Beckstead and Watts, a small auditing firm based in Henderson, Nev., had filed suit against the accounting firm regulator after it was dissatisfied with a 2005 inspection report. The lawsuit was later joined by a conservative advocacy group, the Free Enterprise Fund, which challenged the constitutionality of the PCAOB and how its members were chosen by the Securities and Exchange Commission under the Sarbanes-Oxley Act of 2002.
The plaintiffs lost several court decisions, but won on narrow grounds before the U.S. Supreme Court last June in a 5-4 decision (see Supreme Court Rules Against PCAOB). The Supreme Court upheld the constitutionality of the PCAOB, but ruled that the limitations on the power to remove the members of the PCAOB only for cause were unconstitutional under the separation of powers doctrine.
Beckstead and Watts managing partner Brad Beckstead announced Wednesday that his firm has settled its lawsuit against the PCAOB. Under the terms of the settlement, the PCAOB has agreed to withdraw its formal inspection report dated Sept. 28, 2005, and release Beckstead and Watts from an accounting investigation it launched in September 2005 without any formal findings.

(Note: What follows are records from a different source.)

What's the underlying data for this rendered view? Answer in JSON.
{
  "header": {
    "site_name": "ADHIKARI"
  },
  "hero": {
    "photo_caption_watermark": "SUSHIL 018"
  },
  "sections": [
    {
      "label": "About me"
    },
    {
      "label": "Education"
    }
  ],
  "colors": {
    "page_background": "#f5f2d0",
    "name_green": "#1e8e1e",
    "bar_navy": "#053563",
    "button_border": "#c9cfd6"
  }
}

The PCAOB confirmed the settlement with the firm. “The PCAOB agreed to withdraw one of the two inspection reports issued on Beckstead and Watts, LLP, to date in order to settle that firm's pending litigation against the board," said a statement e-mailed by PCAOB spokesperson Colleen Brennan. "That agreement was based on the unique circumstances of the case and does not constitute an admission or concession with respect to the matters set forth in the report or any issue in the litigation. Consistent with its general practice, the board also advised Beckstead and Watts that the PCAOB had concluded its earlier formal investigation of the firm, without prejudice to the board’s authority to institute a future investigation in connection with any past or future conduct.”
The auditing firm had been seeking a court order nullifying the inspection report after the conclusion of its case in June 2010 against the PCAOB before the Supreme Court.

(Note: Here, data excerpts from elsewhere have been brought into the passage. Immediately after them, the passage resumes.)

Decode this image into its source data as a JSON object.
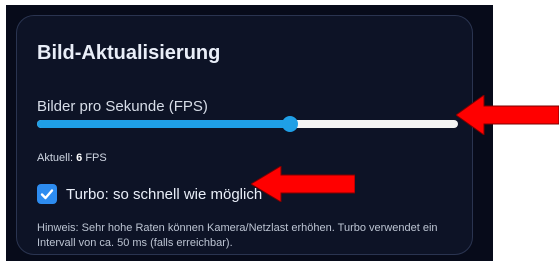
{
  "card": {
    "title": "Bild-Aktualisierung",
    "fps_slider": {
      "label": "Bilder pro Sekunde (FPS)",
      "level_fraction": 0.6
    },
    "current": {
      "prefix": "Aktuell:",
      "value": "6",
      "unit": "FPS"
    },
    "turbo": {
      "checked": true,
      "label": "Turbo: so schnell wie möglich"
    },
    "hint": "Hinweis: Sehr hohe Raten können Kamera/Netzlast erhöhen. Turbo verwendet ein Intervall von ca. 50 ms (falls erreichbar)."
  },
  "colors": {
    "background": "#070b1a",
    "card": "#0d1326",
    "accent": "#1f9fe6",
    "checkbox": "#2d8cf0",
    "annotation_arrow": "#ff0000"
  },
  "icons": {
    "checkbox": "checkmark-icon",
    "annotations": [
      "red-arrow-icon",
      "red-arrow-icon"
    ]
  }
}
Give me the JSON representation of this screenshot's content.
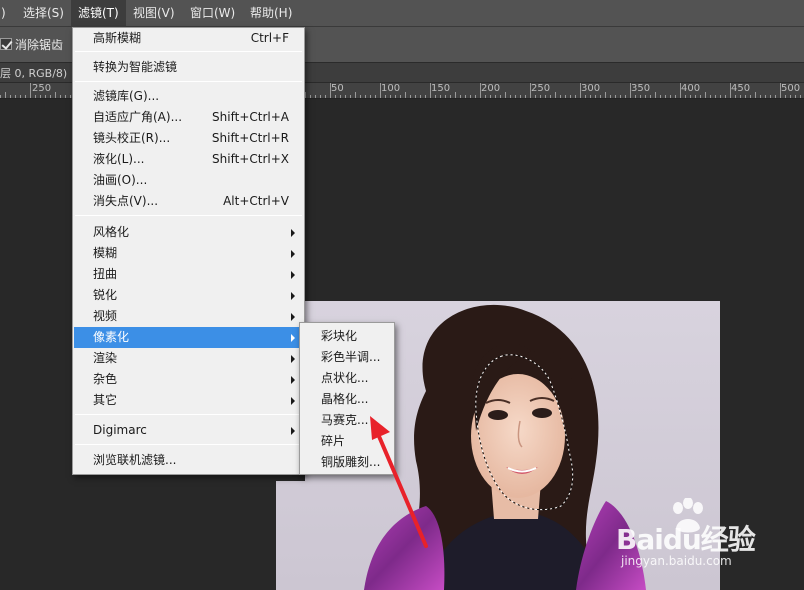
{
  "menubar": {
    "items": [
      {
        "label": ")"
      },
      {
        "label": "选择(S)"
      },
      {
        "label": "滤镜(T)"
      },
      {
        "label": "视图(V)"
      },
      {
        "label": "窗口(W)"
      },
      {
        "label": "帮助(H)"
      }
    ]
  },
  "options": {
    "antialias_label": "消除锯齿"
  },
  "doc_tab": {
    "text": "层 0, RGB/8)"
  },
  "ruler": {
    "labels": [
      "250",
      "50",
      "100",
      "150",
      "200",
      "250",
      "300",
      "350",
      "400",
      "450",
      "500"
    ]
  },
  "filter_menu": {
    "last_filter": {
      "label": "高斯模糊",
      "shortcut": "Ctrl+F"
    },
    "smart": {
      "label": "转换为智能滤镜"
    },
    "gallery": {
      "label": "滤镜库(G)..."
    },
    "adaptive": {
      "label": "自适应广角(A)...",
      "shortcut": "Shift+Ctrl+A"
    },
    "lens": {
      "label": "镜头校正(R)...",
      "shortcut": "Shift+Ctrl+R"
    },
    "liquify": {
      "label": "液化(L)...",
      "shortcut": "Shift+Ctrl+X"
    },
    "oil": {
      "label": "油画(O)..."
    },
    "vanish": {
      "label": "消失点(V)...",
      "shortcut": "Alt+Ctrl+V"
    },
    "stylize": {
      "label": "风格化"
    },
    "blur": {
      "label": "模糊"
    },
    "distort": {
      "label": "扭曲"
    },
    "sharpen": {
      "label": "锐化"
    },
    "video": {
      "label": "视频"
    },
    "pixelate": {
      "label": "像素化"
    },
    "render": {
      "label": "渲染"
    },
    "noise": {
      "label": "杂色"
    },
    "other": {
      "label": "其它"
    },
    "digimarc": {
      "label": "Digimarc"
    },
    "browse": {
      "label": "浏览联机滤镜..."
    }
  },
  "pixelate_submenu": {
    "items": [
      {
        "label": "彩块化"
      },
      {
        "label": "彩色半调..."
      },
      {
        "label": "点状化..."
      },
      {
        "label": "晶格化..."
      },
      {
        "label": "马赛克..."
      },
      {
        "label": "碎片"
      },
      {
        "label": "铜版雕刻..."
      }
    ]
  },
  "watermark": {
    "brand": "Baidu经验",
    "url": "jingyan.baidu.com"
  },
  "colors": {
    "highlight": "#3c8fe6",
    "menubar": "#535353",
    "menu_bg": "#f0f0f0",
    "arrow": "#e8222a"
  }
}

Beckstead and Watts was one of the first small firms to be inspected by the PCAOB in 2004 after the board had conducted intensive inspections of the Big Four accounting firms. “The inspection was akin to the New York Giants playing the local high school in a game of football,” Beckstead said in a statement. “The time I spent with my staff reacting and complying with the inspection requests put significant burdens on our ability to conduct a profitable business.”
The PCAOB issued a negative inspection report charging the firm with eight audit deficiencies.
In his formal response to the report, Beckstead fired back that if the board ignored cost and efficiency issues, it would likely drive small auditors out of the market.
The PCAOB opened a formal investigation of the firm on the same day it released the firm’s inspection report on its public Web site. The formal investigation subjected the firm to additional work by selecting an additional five audit files, many from the client’s date of inception forward.
“The investigation was the straw that broke the camel’s back,” said Beckstead.
He eventually filed a joint lawsuit with the Free Enterprise Fund charging the PCAOB with a violation of separation of powers and the Appointments Clause of the Constitution.
Beckstead lost the legal battle in two lower courts, but appealed to the Supreme Court under the representation of Washington, D.C.-based legal firm Jones Day. In June 2010, the Supreme Court ruled in favor of Beckstead and Watts, and made a change to the language of the Sarbanes-Oxley Act allowing members of the PCAOB to be removed “at will” rather than “for cause.”
“I was overjoyed by the results of the lawsuit,” said Beckstead. “Our best-case scenario would have been for the Supreme Court to strike down certain provisions of the SOX Act and toss it back to Congress so small business lobbyists could push them for exemptive relief, but I think this case brought to light the burden that over-regulation and over-zealous inspectors can place on the shoulders of small business.”
Late Wednesday, the U.S. District Court for the District of Columbia, to which the case had been remanded after the decisions by the appeals court and the U.S. Supreme Court, handed down its judgment striking the relevant provisions of the Sarbanes-Oxley Act. In keeping with the Supreme Court ruling, it said the portions of the law restricting the authority of the Securities and Exchange Commission to remove members of the PCAOB are unconstitutional on the ground that they violate separation-of-power principles, and that the portions of Sarbanes-Oxley that restrict the Supreme Court's authority to remove board members are severable from the remainder of the statute.